§ 35a SGB VIII Eingliederungshilfe für seelisch behinderte Kinder und Jugendliche - Feststellung einer Teilhabebeeinträchtigung

02.10.20102312 Mal gelesen
Das Niedersächsische Oberverwaltungsgericht hat in einem Beschluss vom 25.03.2010 eine wichtige Entscheidung zur Bewilligung von Eingliederungshilfe nach § 35a SGB VIII getroffen. Zu den Leistungen der Eingliederungshilfe kann z.B. die Bewilligung eines Einzelfallhelfers (Schulhelfer, Integrationshelfer) ebenso zählen wie auch eine stationäre Hilfe.

Voraussetzung des Anspruchs ist in jedem Fall, dass

  1. die seelische Gesundheit mit hoher Wahrscheinlichkeit länger als sechs Monate von dem für das Lebensalter typischen Zustand abweicht, und
  2. daher die Teilhabe des Kindes/Jugendlichen am Leben in der Gesellschaft beeinträchtigt ist oder eine solche Beeinträchtigung zu erwarten ist.

Das Vorliegen oder drohen einer seelischen Erkrankung ist in jedem Fall von einem qualifizierten Arzt oder einem psychologischen Psychotherapeuten, der über besondere Erfahrungen auf dem Gebiet seelischer Störungen bei Kindern und Jugendlichen verfügt, festzustellen. Die Entscheidung über das Vorliegen einer Teilhabebeeinträchtigung trifft dagegen das Jugendamt.

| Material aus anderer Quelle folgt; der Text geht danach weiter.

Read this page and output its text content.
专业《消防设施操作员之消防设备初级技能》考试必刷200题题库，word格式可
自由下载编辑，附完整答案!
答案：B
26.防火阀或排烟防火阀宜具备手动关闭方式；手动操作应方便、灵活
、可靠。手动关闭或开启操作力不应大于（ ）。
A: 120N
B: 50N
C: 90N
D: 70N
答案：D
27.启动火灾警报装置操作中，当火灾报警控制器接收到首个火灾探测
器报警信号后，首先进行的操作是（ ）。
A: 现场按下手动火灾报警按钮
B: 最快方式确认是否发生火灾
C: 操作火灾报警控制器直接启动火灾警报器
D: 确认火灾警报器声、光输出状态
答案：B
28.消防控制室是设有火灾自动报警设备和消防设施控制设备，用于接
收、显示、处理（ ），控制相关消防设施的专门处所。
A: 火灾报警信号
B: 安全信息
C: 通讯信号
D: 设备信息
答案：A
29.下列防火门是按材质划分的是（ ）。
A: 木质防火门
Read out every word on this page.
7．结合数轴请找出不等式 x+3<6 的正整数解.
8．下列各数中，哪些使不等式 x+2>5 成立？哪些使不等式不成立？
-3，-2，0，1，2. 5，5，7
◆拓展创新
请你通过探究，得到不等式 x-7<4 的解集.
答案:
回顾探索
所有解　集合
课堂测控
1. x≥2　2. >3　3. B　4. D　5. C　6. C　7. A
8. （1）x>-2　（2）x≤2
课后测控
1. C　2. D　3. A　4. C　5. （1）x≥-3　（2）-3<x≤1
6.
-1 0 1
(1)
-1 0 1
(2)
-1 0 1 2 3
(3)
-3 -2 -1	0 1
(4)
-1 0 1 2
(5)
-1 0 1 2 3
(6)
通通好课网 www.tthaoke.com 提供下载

Das Oberverwaltungsgericht hat entschieden, dass in einem späteren Prozess das Verwaltungsgericht nicht gehindert ist, sich im Rahmen der ihm obliegenden Aufklärung des Sachverhalts durch Anhörung des Kindes/Jugendlichen und seiner Eltern in der mündlichen Verhandlung ein eigenes, von der Stellungnahme der Verwaltung abweichendes Bild über das Vorliegen einer Beeinträchtigung der Teilhabe der Klägerin am Leben in der Gesellschaft zu verschaffen und auf dieser Grundlage eine Teilhabebeeinträchtigung zu bejahen.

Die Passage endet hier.